Developers unhappy with Bradford Council’s refusal of plans for a Shipley superstore have hit out at a rival scheme.

GMI Developments has launched an appeal against the decision in which councillors went against officers’ advice and approved an alternative project for a Morrisons store.

In paperwork ahead of the appeal, GMI says it will show that the Morrisons scheme is “not currently deliverable”.

GMI wants the Planning Inspectorate to look at the refusal of a new supermarket and work space which was set to deliver 650 new jobs.

DB Schenker Rail (UK) applied with GMI to build Shipley Link, a superstore, cafe, petrol station, business units and rail depot on Otley Road. But the Council said no, instead voting for the Morrisons proposal for a store and residential development.

The appeal will set out a case for overturning the decision, saying the reasons for refusal are not justified.
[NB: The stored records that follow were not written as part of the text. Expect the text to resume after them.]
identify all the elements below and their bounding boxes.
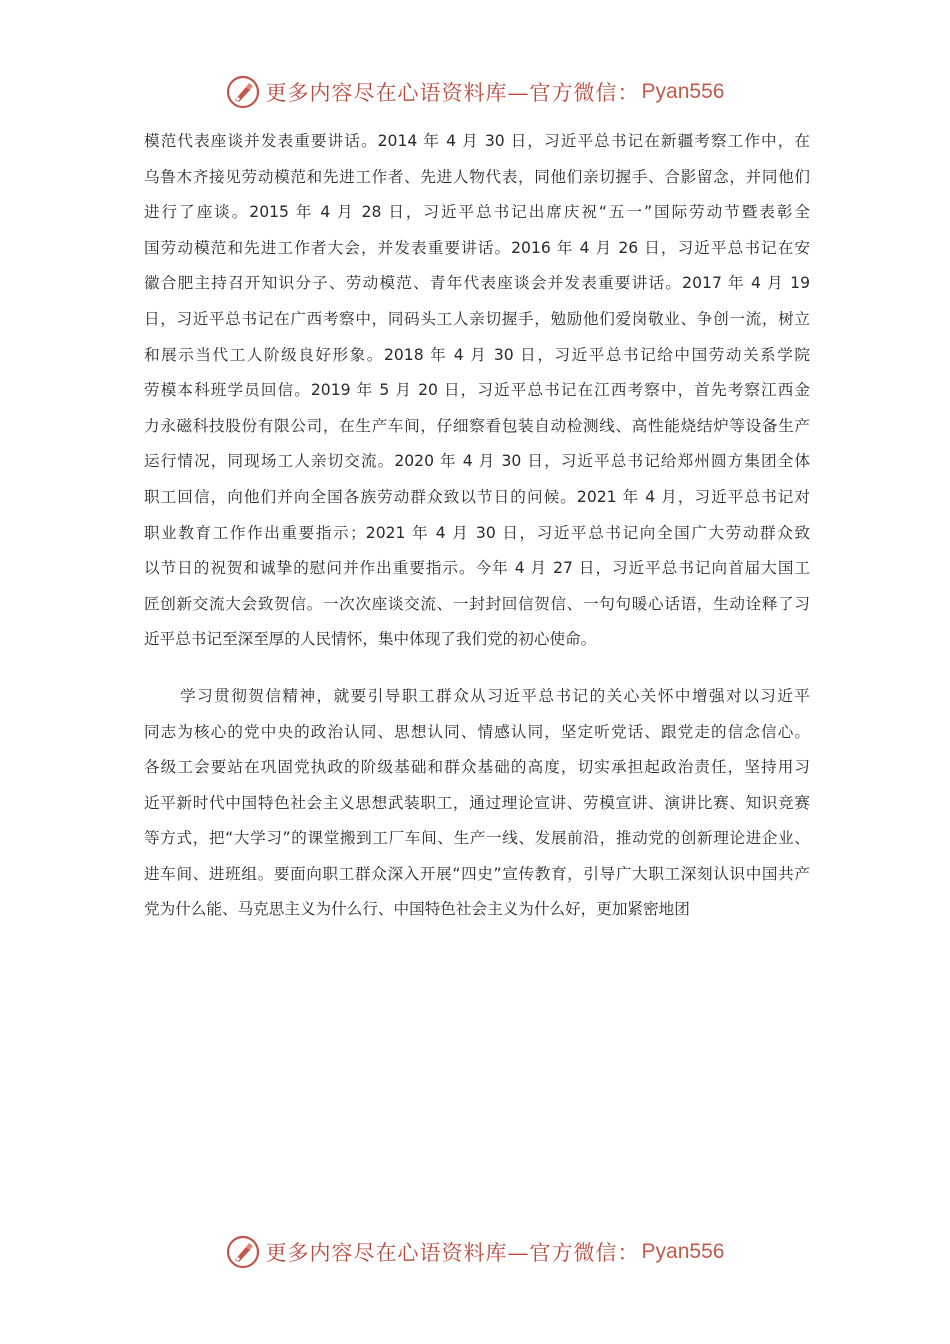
text-line: 近平总书记至深至厚的人民情怀，集中体现了我们党的初心使命。: [144, 630, 597, 649]
paragraph-2: [144, 679, 810, 928]
paragraph-gap: [144, 658, 810, 679]
document-body: [144, 124, 810, 928]
text-line: 劳模本科班学员回信。2019 年 5 月 20 日，习近平总书记在江西考察中，首先考察江西金: [144, 381, 810, 400]
text-line: 匠创新交流大会致贺信。一次次座谈交流、一封封回信贺信、一句句暖心话语，生动诠释了习: [144, 594, 810, 613]
text-line: 职业教育工作作出重要指示；2021 年 4 月 30 日，习近平总书记向全国广大劳动群众致: [144, 523, 810, 542]
text-line: 等方式，把“大学习”的课堂搬到工厂车间、生产一线、发展前沿，推动党的创新理论进企业、: [144, 829, 810, 848]
text-line: 日，习近平总书记在广西考察中，同码头工人亲切握手，勉励他们爱岗敬业、争创一流，树立: [144, 309, 810, 328]
text-line: 学习贯彻贺信精神，就要引导职工群众从习近平总书记的关心关怀中增强对以习近平: [180, 686, 810, 705]
text-line: 各级工会要站在巩固党执政的阶级基础和群众基础的高度，切实承担起政治责任，坚持用习: [144, 758, 810, 777]
header-banner-handle: Pyan556: [641, 80, 725, 103]
pen-nib-logo-icon: [226, 1235, 260, 1269]
text-line: 模范代表座谈并发表重要讲话。2014 年 4 月 30 日，习近平总书记在新疆考察工作中，在: [144, 132, 810, 150]
footer-watermark-banner: [0, 1232, 950, 1272]
footer-banner-handle: Pyan556: [641, 1240, 725, 1263]
text-line: 和展示当代工人阶级良好形象。2018 年 4 月 30 日，习近平总书记给中国劳动关系学院: [144, 345, 810, 364]
pen-nib-logo-icon: [226, 75, 260, 109]
text-line: 近平新时代中国特色社会主义思想武装职工，通过理论宣讲、劳模宣讲、演讲比赛、知识竞赛: [144, 793, 810, 812]
footer-banner-text: 更多内容尽在心语资料库—官方微信：: [265, 1241, 640, 1265]
text-line: 以节日的祝贺和诚挚的慰问并作出重要指示。今年 4 月 27 日，习近平总书记向首届大国工: [144, 559, 810, 578]
text-line: 徽合肥主持召开知识分子、劳动模范、青年代表座谈会并发表重要讲话。2017 年 4 月 19: [144, 274, 810, 293]
text-line: 党为什么能、马克思主义为什么行、中国特色社会主义为什么好，更加紧密地团: [144, 900, 690, 919]
header-banner-text: 更多内容尽在心语资料库—官方微信：: [265, 81, 640, 105]
text-line: 乌鲁木齐接见劳动模范和先进工作者、先进人物代表，同他们亲切握手、合影留念，并同他们: [144, 167, 810, 186]
text-line: 力永磁科技股份有限公司，在生产车间，仔细察看包装自动检测线、高性能烧结炉等设备生产: [144, 416, 810, 435]
text-line: 进车间、进班组。要面向职工群众深入开展“四史”宣传教育，引导广大职工深刻认识中国共产: [144, 864, 810, 883]
text-line: 职工回信，向他们并向全国各族劳动群众致以节日的问候。2021 年 4 月，习近平总书记对: [144, 487, 810, 506]
header-watermark-banner: [0, 72, 950, 112]
text-line: 进行了座谈。2015 年 4 月 28 日，习近平总书记出席庆祝“五一”国际劳动节暨表彰全: [144, 203, 810, 222]
text-line: 运行情况，同现场工人亲切交流。2020 年 4 月 30 日，习近平总书记给郑州圆方集团全体: [144, 452, 810, 471]
text-line: 同志为核心的党中央的政治认同、思想认同、情感认同，坚定听党话、跟党走的信念信心。: [144, 722, 810, 741]
text-line: 国劳动模范和先进工作者大会，并发表重要讲话。2016 年 4 月 26 日，习近平总书记在安: [144, 238, 810, 257]
paragraph-1: [144, 124, 810, 658]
And in contesting the delivery of an alternative, GMI says neither of two sites involved in its appeal “contain any barriers to development”.

“We will confirm that the application site is attractive to a main supermarket to deliver a scheme which will meet local retail and employment needs,” says the company.

In turning down the GMI scheme, the Council cited factors such as unacceptable access; extra traffic; loss of a rail freight siding and loss of a specialist metal recycling business.

A major bone of contention has concerned metal recycling firm Crossley Evans, which has occupied the site for 100 years. Before the plans were refused, DB Schenker told the company it had to be off the land by April. But the firm fought back with a public campaign and details of its own plan for a £6m renewable fuel scheme which would create 200 jobs on the site.

The GMI appeal will say businesses such as Crossley Evans are more suited to designated industrial areas. “Wider benefits in cleaning up an unsightly waste recycling operation at a key gateway site cannot be ignored,” says the company.

At its height, the battle involved three different schemes for a Shipley superstore. As well as the Crossley Evans plan, there was the ultimately successful Shipley Exchange project at Crag Road which will deliver a Morrisons store. But also in the equation was Airedale Mills, a Cardinal Shop Fitters site. This sought demolition of an existing building and creation of a store, car park and other works. This was also turned down.

The public inquiry into the appeal is unlikely to take place before summer.